At the same time, ethanol activates nuclear factor kappa B (NF-κB) and mitogen-activated protein kinase (MAPK) pathways, which result in the release of down-stream inflammatory mediators and cytokines, such as myeloperoxidase (MPO), tumor necrosis factor (TNF)-alpha, transforming growth factor (TGF)-beta1, interleukin (IL)-1beta and IL-6 in the liver (9, 10). These mediators and cytokines enhance the inflammatory stress in the liver. Furthermore, oxidative, glycative and inflammatory stress from ethanol overdose not only induce hepatic cell apoptosis and immune malfunction, but also promote the development of liver cirrhosis or cancer (11). Therefore, any agent that can potentially ameliorate oxidative, glycative or inflammatory injury could, in theory, be able to protect liver against ethanol.
Oridonin (Ori) is a diterpenoid naturally present in some medicinal plants, such as Rabdosia rubescens, Isodon serra and Rabdosia excisa (12, 13). These plants or herbs are often used in traditional Chinese medicine. Lin et al. (14) have reported that Ori modulates glutathione homeostasis to decrease oxidative stress in nerve growth factor-differentiated PC12 cells. The study of Du et al. (15) has revealed that Ori could exert an anti-oxidative activity against arsenic-induced cellular toxicity by activating Nrf2-regulated antioxidant defensive responses. It is reported that through limiting NF-κB and MAPK activation Ori can exhibit an anti-inflammatory activity in endothelial cells (16). Taken together, these studies suggest that Ori bears both anti-oxidative and anti-inflammatory properties, however, the anti-glycative effect of Ori remains unclear. The hepatic protection from Ori has received some attention (17, 18). Zheng et al. (17) have found that Ori supplementation can improve the hepatic mRNA expression of antioxidant enzymes, such as glutathione peroxidase (GPX) and catalase in lipopolysaccharide-challenged broilers. Deng et al. (18) have indicated that Ori could ameliorate D-galactosamine-induced inflammatory and apoptotic injury in the mouse liver.
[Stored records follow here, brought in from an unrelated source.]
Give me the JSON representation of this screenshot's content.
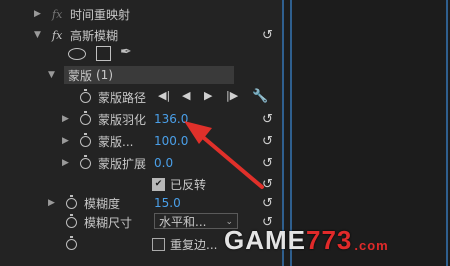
{
  "effects": {
    "time_remap": {
      "label": "时间重映射"
    },
    "gaussian_blur": {
      "label": "高斯模糊"
    }
  },
  "mask": {
    "label": "蒙版",
    "index_label": "(1)",
    "path_label": "蒙版路径",
    "feather_label": "蒙版羽化",
    "feather_value": "136.0",
    "opacity_label": "蒙版...",
    "opacity_value": "100.0",
    "expansion_label": "蒙版扩展",
    "expansion_value": "0.0",
    "inverted_label": "已反转",
    "inverted_checked": true
  },
  "blur": {
    "blurriness_label": "模糊度",
    "blurriness_value": "15.0",
    "dimensions_label": "模糊尺寸",
    "dimensions_value": "水平和...",
    "repeat_edge_label": "重复边...",
    "repeat_edge_checked": false
  },
  "icons": {
    "fx": "fx",
    "reset": "reset-icon",
    "stopwatch": "stopwatch-icon",
    "wrench": "wrench-icon"
  },
  "watermark": {
    "brand": "GAME",
    "number": "773",
    "suffix": ".com"
  },
  "colors": {
    "value_blue": "#4a9fe8",
    "arrow_red": "#e0302a",
    "divider_blue": "#2f5f8e"
  }
}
Even though these researches already suggest that Ori may be a hepatic protective agent, it is not known whether Ori could attenuate alcoholic hepatotoxicity.
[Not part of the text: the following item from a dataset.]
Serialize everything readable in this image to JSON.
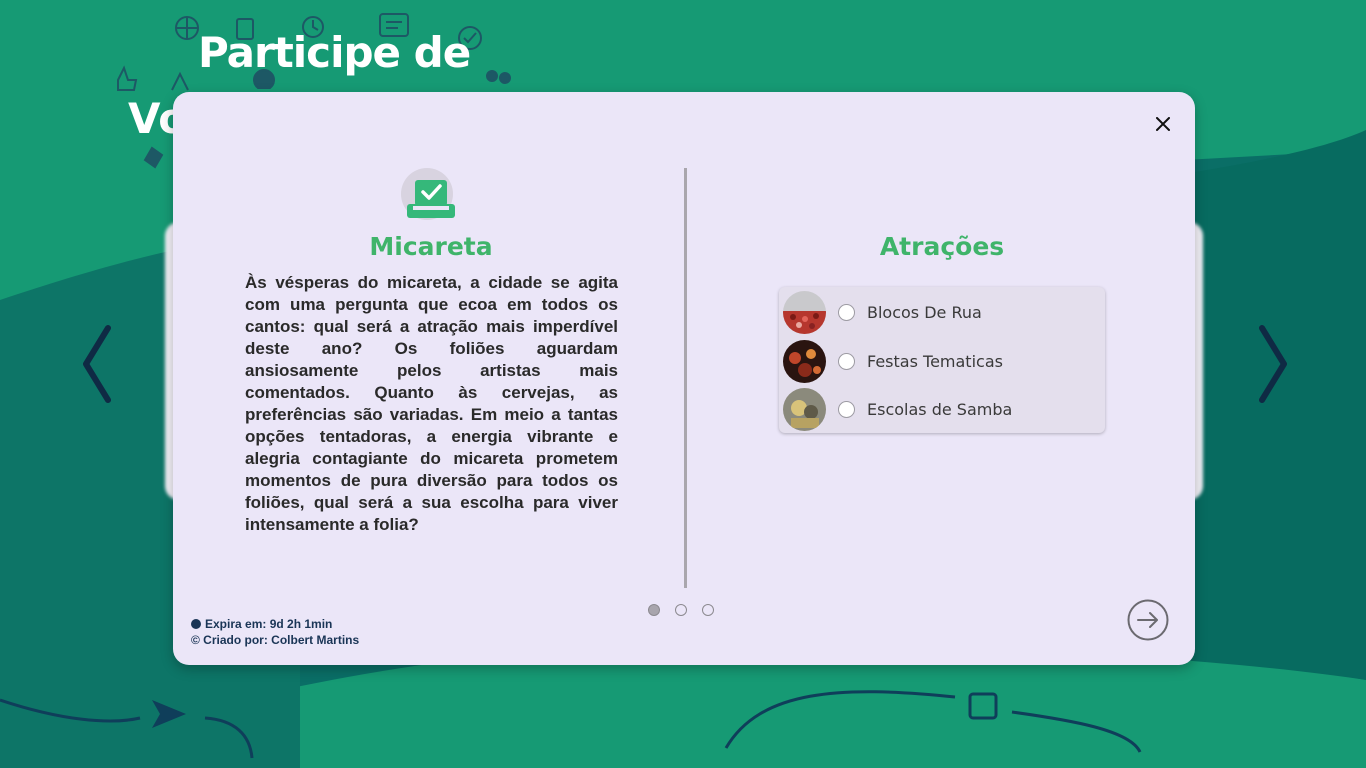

In the present study, the hepatic anti-oxidative, anti-glycative and anti-inflammatory protection of mice from two doses of chronic ethanol intake using Ori was evaluated. The effects of Ori upon associated indicators, as well as the activity and/or mRNA expression of CYP2E1, Nrf2, AR, NF-κB, p38 and MPO were analyzed. These results could support further studies or clinical trials for justifying the use of Ori to prevent or alleviate alcoholic hepatotoxicity.
Materials and Methods
Materials. Ori (98%) was obtained from Sigma-Aldrich Co. (St. Louis, MO, USA). Lieber-DeCarli liquid ethanol diets were purchased from Dyets Inc. (Bethlehem, PA, USA). Male C57BL/6 male at 4 weeks old were purchased from National Laboratory Animal Center (Taipei City, Taiwan, ROC). Mice were maintained in standard conditions with temperature at 22±2°C, relative humidity at 50±5%, and a 12 h light/12 h dark cycle. All animal experimental procedures regarding animal care, treatments and sacrifice strictly followed the Guide for the Care and Use of Laboratory Animals, and were approved by the laboratory animal’s use and care of Asia University (permission no. 104-asia-05).
Experimental design. Dry powder of Ori at 0.125 or 0.25 g was mixed with 99.975 or 99.75 g standard basal diet (LabDiet Co., Fort Worth, TX, USA). After one-week acclimation, mice were randomly arranged to five groups: i) normal diet group (ND), ii) Ori group (0.25% Ori), iii) Lieber-DeCarli liquid ethanol diet group (ethanol diet, ED), iv) ethanol diet plus 0.125% Ori (ED+Ori, 0.125) and v) ethanol diet plus 0.25% Ori (ED+Ori, 0.25). Lieber-DeCarli liquid ethanol diet was purchased from Dyets, Inc. and supplied in drinking water bottles. This diet carries 36% of total energy from ethanol. In this study, liquid diet without ethanol was not used because our previous animal study (3) indicated that this non-ethanol diet did not cause significant differences in all examined factors when compared to the normal group. Body weight was measured weekly. Daily food intake was recorded. Following 8 weeks of supplementation, mice were euthanized using carbon dioxide after overnight fast. Blood was withdrawn, and then immediately centrifuged to collect the plasma. Partial liver tissue was homogenized in 2 ml phosphate buffered saline (PBS, pH 7.4). The protein concentration of plasma or hepatic homogenate was measured using a Pierce BCA protein assay kit (Thermo Fisher Scientific Co., Waltham, MA, USA), in which uses bovine serum albumin serial dilutions to create a standard curve for protein concentration determination. Plasma was used for determining the activity of alanine transaminase (ALT) and aspartate transaminase (AST) by Randox ALT assay kit and Randox AST assay kit (Randox Lab. Ltd., Crumlin, UK).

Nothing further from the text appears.